In her response to me last time, the Minister referred to the example of the amendments made to the Equality Act 2010 as a result of the Bus Services Act. The Minister said that the Government thought it was appropriate to include reference to Welsh and Scottish Ministers in that Act, but,
“not strictly necessary, because the new regulation-making power was at the intersection of devolved and reserved matters”.—[Official Report, 23/10/17; col. 783.]
To take that forward, surely that argument applies equally here, where we have a Bill that refers to planning powers which are devolved and to a licensing process which is reserved.
I refer briefly again to the concerns of the House of Lords Constitution Committee on this issue. I gently suggest to the Minister, who has been gracious enough so far to deal with a number of concerns that have been raised in debate, that it might be tactful or sensitive to include reference to it here. A little good will at this stage might stave off problems in the other place and I urge her to look at this issue again.
I am sure the House will accept that the Minister wishes to be less precise than the noble Baroness would like her to be, although her spirit suggests that she might move a little towards what is proposed here.
I wish to say two things. I welcome these amendments. They show the care that we all have to take at the extension of ministerial power. Even the small difference between expediency and appropriateness is a big gulf when it comes to attitudes. Expediency is a subjective statement whereas appropriateness can properly be tested in an objective way. I welcome the changes that have taken place.
In the course of the debate it was suggested that other legislation was the same as this. I have looked at the other legislation—I am boring like that—and, having been a Minister, I know that people occasionally put before one a phrase which is perhaps ill advised. The other legislation is not the same—it is rather different. One of the things your Lordships’ House is here to do is to deal with tiny differences which, when they get on to the statute book, become serious. As I take more and more time to deal with questions of climate change and the like, I find that there are institutional barriers to things that are obviously sensible to do because, at some time at some place, no one looked at the wording properly to ensure it did not create circumstances which made decisions more difficult.

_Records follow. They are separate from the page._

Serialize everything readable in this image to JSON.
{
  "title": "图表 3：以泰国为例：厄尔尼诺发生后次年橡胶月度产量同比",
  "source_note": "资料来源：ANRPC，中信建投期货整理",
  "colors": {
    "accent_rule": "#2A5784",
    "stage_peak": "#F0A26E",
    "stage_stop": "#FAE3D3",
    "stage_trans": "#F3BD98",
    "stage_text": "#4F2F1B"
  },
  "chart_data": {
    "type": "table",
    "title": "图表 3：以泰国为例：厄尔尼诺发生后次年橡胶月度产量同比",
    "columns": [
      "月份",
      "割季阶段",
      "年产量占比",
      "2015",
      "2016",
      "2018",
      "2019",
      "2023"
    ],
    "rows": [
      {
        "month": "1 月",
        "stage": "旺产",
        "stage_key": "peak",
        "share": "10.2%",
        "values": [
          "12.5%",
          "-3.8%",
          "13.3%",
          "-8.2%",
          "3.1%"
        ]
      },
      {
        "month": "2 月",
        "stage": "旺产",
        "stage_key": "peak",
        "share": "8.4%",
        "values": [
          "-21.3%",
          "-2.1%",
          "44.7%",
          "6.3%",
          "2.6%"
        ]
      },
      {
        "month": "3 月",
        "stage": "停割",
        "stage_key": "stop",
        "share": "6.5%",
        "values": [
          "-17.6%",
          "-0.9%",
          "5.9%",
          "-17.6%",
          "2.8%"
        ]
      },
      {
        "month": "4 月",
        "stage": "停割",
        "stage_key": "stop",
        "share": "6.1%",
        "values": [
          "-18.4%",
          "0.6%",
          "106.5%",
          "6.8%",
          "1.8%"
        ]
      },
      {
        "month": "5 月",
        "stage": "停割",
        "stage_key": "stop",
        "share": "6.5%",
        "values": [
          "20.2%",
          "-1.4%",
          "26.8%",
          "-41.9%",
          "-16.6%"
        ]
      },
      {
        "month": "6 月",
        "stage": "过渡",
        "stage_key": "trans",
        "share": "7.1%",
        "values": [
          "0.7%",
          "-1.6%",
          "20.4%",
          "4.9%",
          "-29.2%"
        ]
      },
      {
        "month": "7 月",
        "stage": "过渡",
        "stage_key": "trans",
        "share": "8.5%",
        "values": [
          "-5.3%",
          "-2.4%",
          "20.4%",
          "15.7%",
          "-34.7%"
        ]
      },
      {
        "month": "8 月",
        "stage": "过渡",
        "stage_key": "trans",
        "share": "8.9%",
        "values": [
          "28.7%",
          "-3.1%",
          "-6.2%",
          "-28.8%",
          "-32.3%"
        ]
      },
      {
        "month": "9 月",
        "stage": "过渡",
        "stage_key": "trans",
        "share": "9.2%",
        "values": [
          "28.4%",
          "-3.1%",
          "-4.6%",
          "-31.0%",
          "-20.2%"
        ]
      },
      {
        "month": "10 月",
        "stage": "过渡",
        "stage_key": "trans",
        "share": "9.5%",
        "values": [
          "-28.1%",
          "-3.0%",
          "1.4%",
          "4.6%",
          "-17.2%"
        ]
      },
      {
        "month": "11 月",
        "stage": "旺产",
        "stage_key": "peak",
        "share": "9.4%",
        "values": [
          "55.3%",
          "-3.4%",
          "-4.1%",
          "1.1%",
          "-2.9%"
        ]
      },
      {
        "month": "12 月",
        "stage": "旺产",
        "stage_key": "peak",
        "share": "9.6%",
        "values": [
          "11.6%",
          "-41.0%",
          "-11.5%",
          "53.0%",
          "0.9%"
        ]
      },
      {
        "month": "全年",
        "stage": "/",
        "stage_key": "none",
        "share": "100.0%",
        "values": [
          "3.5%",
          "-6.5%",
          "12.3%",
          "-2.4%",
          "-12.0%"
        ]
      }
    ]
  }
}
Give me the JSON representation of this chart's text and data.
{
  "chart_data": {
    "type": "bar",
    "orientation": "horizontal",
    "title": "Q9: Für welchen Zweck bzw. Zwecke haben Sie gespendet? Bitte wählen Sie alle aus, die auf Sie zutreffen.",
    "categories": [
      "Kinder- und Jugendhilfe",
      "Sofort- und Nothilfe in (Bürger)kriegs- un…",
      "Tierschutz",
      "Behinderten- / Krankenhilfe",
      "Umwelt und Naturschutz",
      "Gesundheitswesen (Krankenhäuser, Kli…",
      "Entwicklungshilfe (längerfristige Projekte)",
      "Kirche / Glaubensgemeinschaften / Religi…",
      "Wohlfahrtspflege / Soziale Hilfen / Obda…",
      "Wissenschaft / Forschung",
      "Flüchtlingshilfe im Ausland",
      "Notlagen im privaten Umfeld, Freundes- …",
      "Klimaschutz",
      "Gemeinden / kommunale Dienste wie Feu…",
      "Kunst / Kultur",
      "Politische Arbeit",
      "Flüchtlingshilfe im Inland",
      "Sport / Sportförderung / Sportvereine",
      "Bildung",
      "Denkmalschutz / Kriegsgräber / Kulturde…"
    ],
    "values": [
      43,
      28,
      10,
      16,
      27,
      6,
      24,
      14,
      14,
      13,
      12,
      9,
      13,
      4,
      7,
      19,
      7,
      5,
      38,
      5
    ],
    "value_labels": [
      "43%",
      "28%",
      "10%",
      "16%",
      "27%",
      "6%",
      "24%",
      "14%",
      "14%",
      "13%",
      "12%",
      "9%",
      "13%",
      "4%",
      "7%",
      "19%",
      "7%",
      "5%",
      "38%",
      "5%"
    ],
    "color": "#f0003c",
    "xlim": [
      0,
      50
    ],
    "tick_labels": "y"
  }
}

As I said earlier, my thanks for the amendments will be accompanied by a warning that it is important to use this House in the way in which it has properly been used on this Bill. My noble friend may feel that a little more in the direction of the devolved Governments would be helpful. Certainly I would like to know more about their willingness to support the legislation as it is. That is the centrepiece of this disagreement and, as we have so few disagreements now, it would be nice to get rid of this one.